For the first time in a half century, the National Park Service is revisiting one of the world’s most iconic monuments – The Gateway Arch – to integrate the magnificent memorial and its grounds with St. Louis, the Mississippi River and Illinois on the other side. They’ve announced a new international design competition, calling on the world’s best designers and architects. The competition starts now.
This story begins in September 1947, when a national design competition was held to produce a memorial to Thomas Jefferson’s Louisiana Purchase and the era of American Westward Expansion. The jury chose the most audacious entry – a gleaming 630-foot stainless steel arch, the first of several masterpieces by the gifted but short-lived Eero Saarinen.
Completed in 1965, the Gateway Arch instantly became an international destination and won immediate recognition as one of the world’s premier works of public art.
Time has been kind to the Arch, which still astonishes with its boldness and beauty. The grounds immediately surrounding it, designed by the late Dan Kiley, are also widely regarded as a masterpiece. But the site has become a kind of island – severed and isolated from the rest of the city – on its west, north, and south – and from the Mississippi River and points east.
Now, in the spirit of Saarinen, new inspiration is being sought.
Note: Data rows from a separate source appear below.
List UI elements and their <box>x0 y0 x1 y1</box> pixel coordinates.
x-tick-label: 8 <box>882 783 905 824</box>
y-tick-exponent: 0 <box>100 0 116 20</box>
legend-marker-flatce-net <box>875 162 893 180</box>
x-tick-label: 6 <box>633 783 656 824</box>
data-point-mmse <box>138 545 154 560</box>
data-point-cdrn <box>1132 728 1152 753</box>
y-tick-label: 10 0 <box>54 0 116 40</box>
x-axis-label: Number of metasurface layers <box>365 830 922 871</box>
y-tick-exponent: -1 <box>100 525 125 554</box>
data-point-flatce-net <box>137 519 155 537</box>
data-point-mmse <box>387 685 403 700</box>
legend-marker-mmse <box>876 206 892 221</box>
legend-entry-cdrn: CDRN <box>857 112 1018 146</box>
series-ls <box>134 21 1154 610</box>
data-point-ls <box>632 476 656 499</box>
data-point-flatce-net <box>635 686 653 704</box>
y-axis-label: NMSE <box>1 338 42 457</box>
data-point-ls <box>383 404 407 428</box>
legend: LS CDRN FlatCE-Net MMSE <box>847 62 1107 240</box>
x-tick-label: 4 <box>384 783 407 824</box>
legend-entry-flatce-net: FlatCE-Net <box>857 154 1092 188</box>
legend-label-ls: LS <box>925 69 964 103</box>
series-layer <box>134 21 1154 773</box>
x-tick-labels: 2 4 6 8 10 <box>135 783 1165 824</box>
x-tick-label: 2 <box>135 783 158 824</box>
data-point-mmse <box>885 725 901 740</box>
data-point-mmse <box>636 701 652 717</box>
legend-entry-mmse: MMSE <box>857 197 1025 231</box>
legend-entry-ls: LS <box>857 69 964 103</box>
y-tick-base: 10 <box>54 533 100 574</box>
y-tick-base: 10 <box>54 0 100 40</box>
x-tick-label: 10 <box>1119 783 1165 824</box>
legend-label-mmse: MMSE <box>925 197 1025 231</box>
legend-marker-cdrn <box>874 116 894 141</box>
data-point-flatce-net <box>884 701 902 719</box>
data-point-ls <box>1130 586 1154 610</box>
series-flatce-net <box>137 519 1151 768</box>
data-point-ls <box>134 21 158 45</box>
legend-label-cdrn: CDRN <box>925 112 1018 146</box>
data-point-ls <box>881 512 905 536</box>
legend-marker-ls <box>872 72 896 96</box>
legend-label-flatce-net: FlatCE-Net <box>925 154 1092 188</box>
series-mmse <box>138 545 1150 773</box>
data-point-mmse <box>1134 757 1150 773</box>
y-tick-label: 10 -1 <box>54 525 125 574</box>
A call has been issued in accordance with a new General Management Plan by the National Park Service to better “frame” this American masterpiece. The goals: weave it back into the fabric of the city and the region … rejuvenate connections … welcome and draw people for repeated visits … and re-energize the region for living, working and visiting. As in 1947, this competition aims to invite and extract “the best from the best” to create a model for integrating open space into a city’s urban fabric. All with a construction finish line of October 28, 2015 … the 50th anniversary of the completion of the Arch.